Granted, "all things in moderation" (including moderation?), meaning that, yes, we can't hope to live in that realm wherein all the world's cares go screaming past, too blurred to distinguish or bother; but we certainly can opt to visit there from time to time. I think I took a while off from that place, but yet.... starting to feel that again. Only, without so tremendous a risk of grass stains.

Getting ready to launch three more books - book 5, "Into the Blink", as well as two of my autobiographical journals, "The Middle Age (1 and 2): A Geek's Journey from Boy to Man (and back again)". That'll bring my library to a not-so-whopping-and-yet-still-nothing-to-shake-a-stick-at total of Seven. And this will be an even crazier year than last. In addition to working on "The Crook and the Blade" (book 6) - with a target launch date of mid-September 2011, I'm also developing a few more ebook anthologies, as well as some other projects that are still kind of hush-hush (for now).

Me and my daughter are working on some short stories for a children's anthology, which I would like to have completed by this fall, too. I would love to find a good artist to work with for some interior art, but have been toying with the idea of just doing the sketches myself, in a kind of A. A. Milne sort of reductive style.  It'd be fun to break out the pencils and pens and see what I could do after so long. I should think my old college art professors might be a little relieved that I haven't just completely thrown away their lessons.

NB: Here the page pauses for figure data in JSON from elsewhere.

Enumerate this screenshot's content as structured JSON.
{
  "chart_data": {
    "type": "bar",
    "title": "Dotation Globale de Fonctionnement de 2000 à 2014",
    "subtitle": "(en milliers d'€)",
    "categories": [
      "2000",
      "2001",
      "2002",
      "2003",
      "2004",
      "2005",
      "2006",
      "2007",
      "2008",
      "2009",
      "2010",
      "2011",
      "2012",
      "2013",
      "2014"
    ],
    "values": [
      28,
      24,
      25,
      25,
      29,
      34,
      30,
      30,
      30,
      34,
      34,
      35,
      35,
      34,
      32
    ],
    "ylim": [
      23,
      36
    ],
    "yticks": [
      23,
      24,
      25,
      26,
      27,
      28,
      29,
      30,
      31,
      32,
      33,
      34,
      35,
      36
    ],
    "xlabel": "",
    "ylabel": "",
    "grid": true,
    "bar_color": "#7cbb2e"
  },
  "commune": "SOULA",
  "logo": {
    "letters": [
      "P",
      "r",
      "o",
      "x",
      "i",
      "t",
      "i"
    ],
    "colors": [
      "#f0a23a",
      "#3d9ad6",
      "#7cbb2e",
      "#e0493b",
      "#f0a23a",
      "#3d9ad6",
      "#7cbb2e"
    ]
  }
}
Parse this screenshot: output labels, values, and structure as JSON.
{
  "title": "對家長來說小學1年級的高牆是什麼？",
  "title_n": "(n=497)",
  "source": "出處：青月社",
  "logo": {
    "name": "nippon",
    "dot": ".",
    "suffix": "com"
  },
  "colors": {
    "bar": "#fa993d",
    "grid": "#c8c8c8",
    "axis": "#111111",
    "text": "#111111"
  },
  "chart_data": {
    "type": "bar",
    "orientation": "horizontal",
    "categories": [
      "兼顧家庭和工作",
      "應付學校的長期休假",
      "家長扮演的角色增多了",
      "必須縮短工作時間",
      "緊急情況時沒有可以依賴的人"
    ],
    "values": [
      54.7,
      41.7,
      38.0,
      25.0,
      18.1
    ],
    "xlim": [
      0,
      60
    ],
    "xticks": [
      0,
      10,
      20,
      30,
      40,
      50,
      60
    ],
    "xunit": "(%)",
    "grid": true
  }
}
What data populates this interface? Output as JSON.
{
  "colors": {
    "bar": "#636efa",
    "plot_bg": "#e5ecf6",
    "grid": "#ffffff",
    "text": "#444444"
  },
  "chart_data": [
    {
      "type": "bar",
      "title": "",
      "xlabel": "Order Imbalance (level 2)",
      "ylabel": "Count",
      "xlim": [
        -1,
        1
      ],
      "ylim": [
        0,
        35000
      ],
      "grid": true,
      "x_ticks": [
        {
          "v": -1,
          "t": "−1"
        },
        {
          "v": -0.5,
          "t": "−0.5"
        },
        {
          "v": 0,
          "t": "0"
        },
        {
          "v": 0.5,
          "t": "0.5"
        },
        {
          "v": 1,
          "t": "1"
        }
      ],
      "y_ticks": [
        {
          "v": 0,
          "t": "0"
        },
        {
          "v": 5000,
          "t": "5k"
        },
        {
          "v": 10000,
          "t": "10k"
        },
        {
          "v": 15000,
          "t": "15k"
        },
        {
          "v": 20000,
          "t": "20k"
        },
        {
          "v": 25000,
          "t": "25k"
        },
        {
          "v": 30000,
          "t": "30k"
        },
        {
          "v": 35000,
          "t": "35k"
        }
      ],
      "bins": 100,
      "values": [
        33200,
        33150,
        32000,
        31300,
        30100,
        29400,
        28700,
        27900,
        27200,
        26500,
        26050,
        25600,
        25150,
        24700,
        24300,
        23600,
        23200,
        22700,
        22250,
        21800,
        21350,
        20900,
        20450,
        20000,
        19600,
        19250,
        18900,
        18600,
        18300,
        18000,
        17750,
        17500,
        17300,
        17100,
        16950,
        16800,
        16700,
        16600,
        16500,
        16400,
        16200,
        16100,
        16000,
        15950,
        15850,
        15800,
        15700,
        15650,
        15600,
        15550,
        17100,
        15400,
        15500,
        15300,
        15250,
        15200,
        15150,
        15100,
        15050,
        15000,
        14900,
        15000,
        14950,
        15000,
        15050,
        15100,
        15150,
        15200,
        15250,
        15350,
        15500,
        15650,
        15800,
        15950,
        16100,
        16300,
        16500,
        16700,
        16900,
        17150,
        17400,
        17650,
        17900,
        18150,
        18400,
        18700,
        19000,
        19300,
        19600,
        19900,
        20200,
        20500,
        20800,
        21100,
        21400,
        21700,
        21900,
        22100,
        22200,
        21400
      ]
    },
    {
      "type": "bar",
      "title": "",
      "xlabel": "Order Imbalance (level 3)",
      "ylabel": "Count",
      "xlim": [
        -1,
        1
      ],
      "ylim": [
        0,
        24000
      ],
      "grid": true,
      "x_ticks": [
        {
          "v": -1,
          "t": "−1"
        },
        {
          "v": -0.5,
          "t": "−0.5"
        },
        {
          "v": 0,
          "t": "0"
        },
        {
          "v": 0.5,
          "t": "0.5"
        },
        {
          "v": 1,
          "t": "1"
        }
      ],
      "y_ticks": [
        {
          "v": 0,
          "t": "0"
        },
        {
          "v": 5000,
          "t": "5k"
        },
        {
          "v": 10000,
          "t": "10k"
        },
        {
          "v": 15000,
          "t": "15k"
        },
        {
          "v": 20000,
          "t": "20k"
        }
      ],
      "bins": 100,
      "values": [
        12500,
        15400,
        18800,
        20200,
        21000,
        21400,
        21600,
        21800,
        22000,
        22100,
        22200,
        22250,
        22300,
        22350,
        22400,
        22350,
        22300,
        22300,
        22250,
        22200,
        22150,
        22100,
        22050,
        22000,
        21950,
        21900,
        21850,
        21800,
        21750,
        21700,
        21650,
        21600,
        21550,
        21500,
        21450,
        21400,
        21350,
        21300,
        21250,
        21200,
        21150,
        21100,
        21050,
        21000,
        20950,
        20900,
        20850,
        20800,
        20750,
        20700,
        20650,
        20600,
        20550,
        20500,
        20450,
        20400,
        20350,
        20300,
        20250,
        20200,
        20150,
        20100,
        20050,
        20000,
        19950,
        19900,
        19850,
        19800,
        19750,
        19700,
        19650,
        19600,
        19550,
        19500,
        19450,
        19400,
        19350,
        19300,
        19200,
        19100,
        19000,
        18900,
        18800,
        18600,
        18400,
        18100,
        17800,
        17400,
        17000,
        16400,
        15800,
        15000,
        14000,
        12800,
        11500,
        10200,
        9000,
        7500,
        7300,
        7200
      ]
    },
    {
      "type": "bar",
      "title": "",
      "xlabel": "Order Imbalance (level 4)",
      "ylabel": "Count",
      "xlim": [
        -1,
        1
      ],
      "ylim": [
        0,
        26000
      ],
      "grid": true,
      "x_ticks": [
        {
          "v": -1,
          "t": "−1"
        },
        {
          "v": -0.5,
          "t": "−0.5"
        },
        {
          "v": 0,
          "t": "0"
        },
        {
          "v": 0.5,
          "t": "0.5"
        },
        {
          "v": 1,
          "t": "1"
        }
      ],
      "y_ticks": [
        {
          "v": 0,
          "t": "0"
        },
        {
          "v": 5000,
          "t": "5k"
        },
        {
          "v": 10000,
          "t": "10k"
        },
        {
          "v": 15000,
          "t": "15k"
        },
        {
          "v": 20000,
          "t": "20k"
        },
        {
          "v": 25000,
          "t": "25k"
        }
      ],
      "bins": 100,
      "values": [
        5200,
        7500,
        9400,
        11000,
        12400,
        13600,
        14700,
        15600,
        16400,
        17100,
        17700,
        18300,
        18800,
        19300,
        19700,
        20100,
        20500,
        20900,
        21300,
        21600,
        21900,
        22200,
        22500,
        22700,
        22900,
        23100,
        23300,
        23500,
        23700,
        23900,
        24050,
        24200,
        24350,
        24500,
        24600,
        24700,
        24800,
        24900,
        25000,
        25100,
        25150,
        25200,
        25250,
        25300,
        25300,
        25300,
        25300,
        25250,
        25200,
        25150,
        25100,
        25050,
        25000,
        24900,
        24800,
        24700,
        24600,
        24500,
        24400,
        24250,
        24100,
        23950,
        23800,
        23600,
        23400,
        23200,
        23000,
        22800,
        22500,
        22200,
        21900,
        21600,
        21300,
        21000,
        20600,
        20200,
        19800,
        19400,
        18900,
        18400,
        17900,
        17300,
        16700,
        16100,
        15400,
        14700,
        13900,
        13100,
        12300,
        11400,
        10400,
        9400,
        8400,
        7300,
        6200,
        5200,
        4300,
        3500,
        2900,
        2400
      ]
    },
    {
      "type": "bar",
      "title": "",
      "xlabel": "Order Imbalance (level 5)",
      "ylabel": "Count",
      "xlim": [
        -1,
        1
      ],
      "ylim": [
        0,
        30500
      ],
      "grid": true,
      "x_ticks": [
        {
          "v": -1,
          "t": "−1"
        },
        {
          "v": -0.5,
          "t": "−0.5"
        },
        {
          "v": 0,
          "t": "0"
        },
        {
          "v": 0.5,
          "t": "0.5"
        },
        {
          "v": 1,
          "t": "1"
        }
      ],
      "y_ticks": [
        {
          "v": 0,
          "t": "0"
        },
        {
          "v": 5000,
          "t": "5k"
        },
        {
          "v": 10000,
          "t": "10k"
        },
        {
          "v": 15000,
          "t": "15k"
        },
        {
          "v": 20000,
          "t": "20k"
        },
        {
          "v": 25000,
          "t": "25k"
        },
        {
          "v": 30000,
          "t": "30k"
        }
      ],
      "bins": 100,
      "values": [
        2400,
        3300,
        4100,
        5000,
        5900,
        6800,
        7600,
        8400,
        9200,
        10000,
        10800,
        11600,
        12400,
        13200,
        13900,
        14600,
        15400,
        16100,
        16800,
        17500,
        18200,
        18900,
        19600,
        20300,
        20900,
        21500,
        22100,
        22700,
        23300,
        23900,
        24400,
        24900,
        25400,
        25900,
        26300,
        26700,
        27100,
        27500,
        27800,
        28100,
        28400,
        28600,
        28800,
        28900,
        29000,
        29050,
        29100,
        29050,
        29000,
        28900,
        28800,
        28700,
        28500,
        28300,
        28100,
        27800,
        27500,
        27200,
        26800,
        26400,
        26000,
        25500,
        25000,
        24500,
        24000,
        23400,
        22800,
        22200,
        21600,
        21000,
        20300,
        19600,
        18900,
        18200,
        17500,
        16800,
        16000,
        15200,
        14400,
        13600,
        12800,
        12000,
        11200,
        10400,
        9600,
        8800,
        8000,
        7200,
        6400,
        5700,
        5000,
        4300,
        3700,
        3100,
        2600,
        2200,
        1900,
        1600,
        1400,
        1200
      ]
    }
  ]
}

Working with some other fantastic authors now, too - Jen Ashton, HL and Garth Reasby, just to name drop a few - and the projects I already have lining up for 2012 are just so exciting that it's all I can do not to throw everything else aside and work on them right now.

So here I am, laughing, arms flailing, feet going just as fast as they can, wind rushing past my face and the ever-present threat of a park full of rich sod stretching out its innumerable tendrils to cushion my fall. And yet, I've stopped worrying about the possibility of falling; today, I'm more enchanted by the possibility of flying.

It feels like a good day to enjoy words.

What's your hill? What's that one place for you that gives you that "I AM SPARTACUS" moment?